As the sun begins to wiggle its way over the horizon and the sleepy town of Atlanta begins to wake I find myself watching a movie called The Eagle. Since the movie is only semi interesting I drift to catching up on news of the last day and come across this story:
http://wapo.st/muTOtJ
Beware: What follows are random Dave musings and I haven’t had my Adderall today.
Am I wrong thinking this is a cloud failure? I have to admit I am not much of a cloud expert but shared hardware for virtual instances always seemed like a bad idea because you do not know who your neighbors are. Your innocent widget business could be next to child porn, websites selling drugs or even a Democrat politician’s website. If anybody watches cop shows like Cops or SWAT then you know one day the residences will put enough pressure on their elected leaders to crackdown on the crime in there area and that will kick off a neighborhood sweep. The same holds true for the virtual residents of the Internet. I am sure you don’t want your business in the same virtual neighborhood as child porn, drugs, or Democrats.
I think the same is true for some services in this case. How can you rely on something that could be seized at any moment for participating in criminal actions even though it may have been a single user and not the service its self? Or worse a service gets taken now not because of what it is doing virtually but where it is in the real world. Imagine a FBI agent with a warrant showing up to take two or three servers and is met with racks upon racks of servers. He might decide to be through and take everything in the same rack as the offending server without realizing it could contains thousands of other company’s and unrelated data. I say without realizing but what I really mean is without caring, when data collection and analysis is your business though it does not pay to err on the side of caution.
Unless I am mistaken the FBI is still in the grab everything with a power cord mode instead of respecting virtual boundaries. The thoughts that keep me up are things like what will happen when the US bans Bitcoins and Rob’s development machines are seized for mining. Then because Rob’s machines were backed up using Dropbox is seized as well. When that happens the Dropbox machines are in close proximity to Thinkgeek machines are they are taken as well. Now I am out of our development effort, having to deal with lawyers, and cannot order any ironic t-shirts to show my displeasure. T-shirts with slogans like the following:
“The government banned Bitcoin, seized a lot cloud service’s computers and all I got is the shaft because I can no longer afford t-shirts ” –proposed Thinkgeek t-shirt for 2012
Keep in mind I don’t even know if the above scenario is possible I am just using it as a hypothetical scenario.
If this happened to Instapaper how long till it happens to Pastebin or Dropbox or even a large scale Amazon EC2 implementation like Netflix.
I am starting to feel like an old main yelling about loud music when it comes to the cloud. Every time I see something new like the Apple iCloud I cringe. I don’t want to but I know I will end up using it.

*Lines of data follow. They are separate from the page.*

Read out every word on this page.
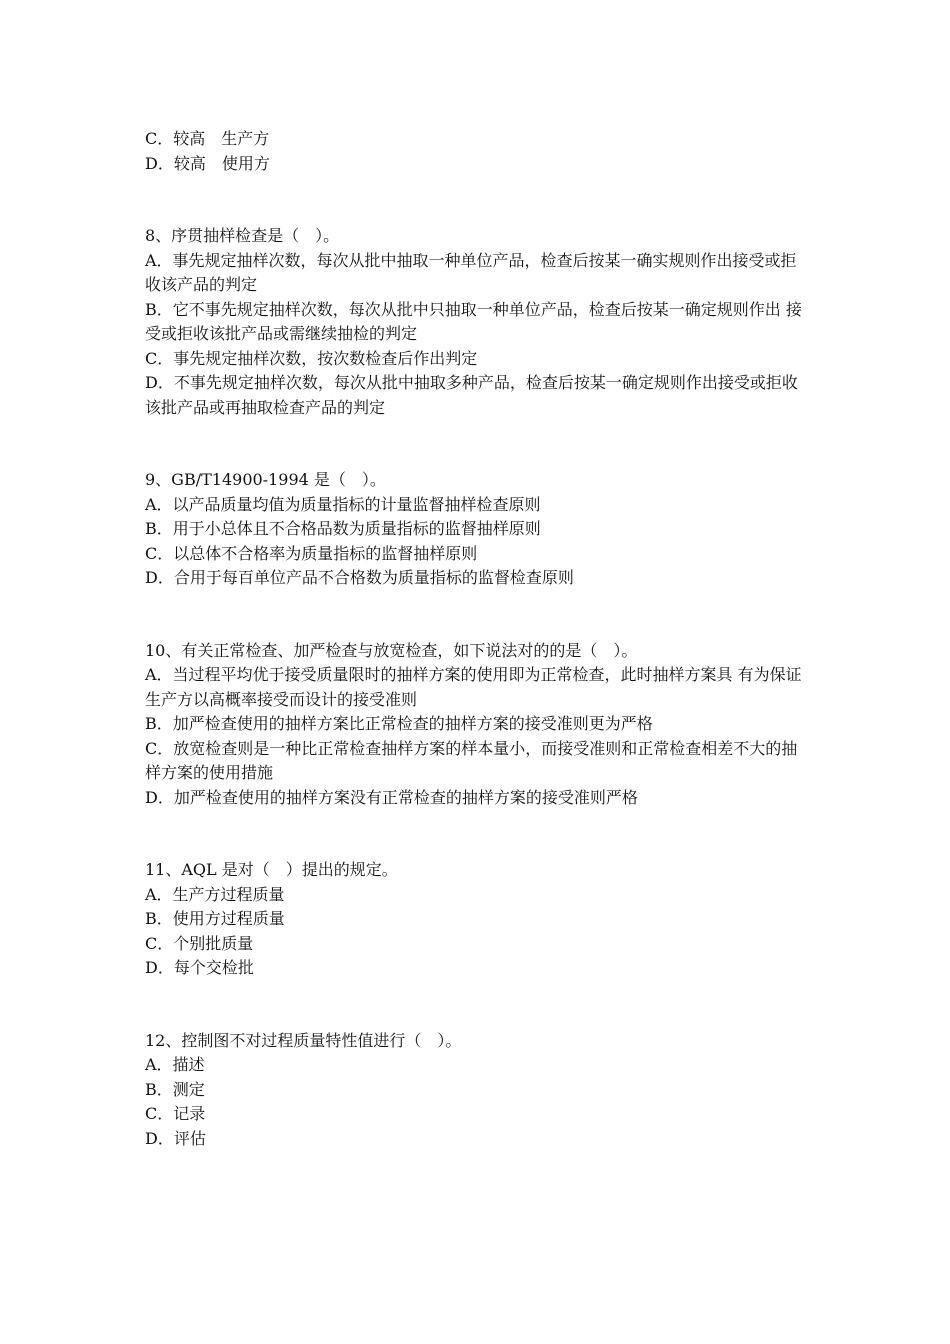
C．较高　生产方
D．较高　使用方
8、序贯抽样检查是（　）。
A．事先规定抽样次数，每次从批中抽取一种单位产品，检查后按某一确实规则作出接受或拒收该产品的判定
B．它不事先规定抽样次数，每次从批中只抽取一种单位产品，检查后按某一确定规则作出 接受或拒收该批产品或需继续抽检的判定
C．事先规定抽样次数，按次数检查后作出判定
D．不事先规定抽样次数，每次从批中抽取多种产品，检查后按某一确定规则作出接受或拒收该批产品或再抽取检查产品的判定
9、GB/T14900-1994 是（　）。
A．以产品质量均值为质量指标的计量监督抽样检查原则
B．用于小总体且不合格品数为质量指标的监督抽样原则
C．以总体不合格率为质量指标的监督抽样原则
D．合用于每百单位产品不合格数为质量指标的监督检查原则
10、有关正常检查、加严检查与放宽检查，如下说法对的的是（　）。
A．当过程平均优于接受质量限时的抽样方案的使用即为正常检查，此时抽样方案具 有为保证生产方以高概率接受而设计的接受准则
B．加严检查使用的抽样方案比正常检查的抽样方案的接受准则更为严格
C．放宽检查则是一种比正常检查抽样方案的样本量小，而接受准则和正常检查相差不大的抽样方案的使用措施
D．加严检查使用的抽样方案没有正常检查的抽样方案的接受准则严格
11、AQL 是对（　）提出的规定。
A．生产方过程质量
B．使用方过程质量
C．个别批质量
D．每个交检批
12、控制图不对过程质量特性值进行（　）。
A．描述
B．测定
C．记录
D．评估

It will get hacked. Information will be leaked. People will forget. It will get hacked. Information will be leaked. People will forget. It will get h…and will repeat until a new technology replaces cloud. And then it will start all over again…
Take my musings witha grain of salt as I am no cloud expert. I am just a person that has become addicted to these services like everyone else and am now worried about security after adoption. It’s horrible that “security people” have the same “security problems” as everyone else. I also hate how many times I used the word cloud in this post. And I really hate loud music and those darn kids on my lawn.
4 comments:
There are ways to do secure multi-tenancy so that vStorage and vDRAM are not readable/writable except inside the running guest OS (including at boot time).
There are ways to perform high-availability on nearly every service one can put into a public cloud.
There are ways to force secure multi-tenancy so that only the running guest OS has access to the underlying [virtual] storage and vDRAM (including at boot time).
There is more than one good way to perform high-availability with services that can go into the public cloud.
I think some Cloud residents don't actually get that somewhere, there is hardware. So BadGuy grabs some Cloud Storage, writes some stuff, deletes it, releases the storage. Those bytes can still be on the physical disk, and THAT is what the FBI have a reasonable excuse to take away for forensic examination.
@Gary Myers
Thats a good point I never thought about that before.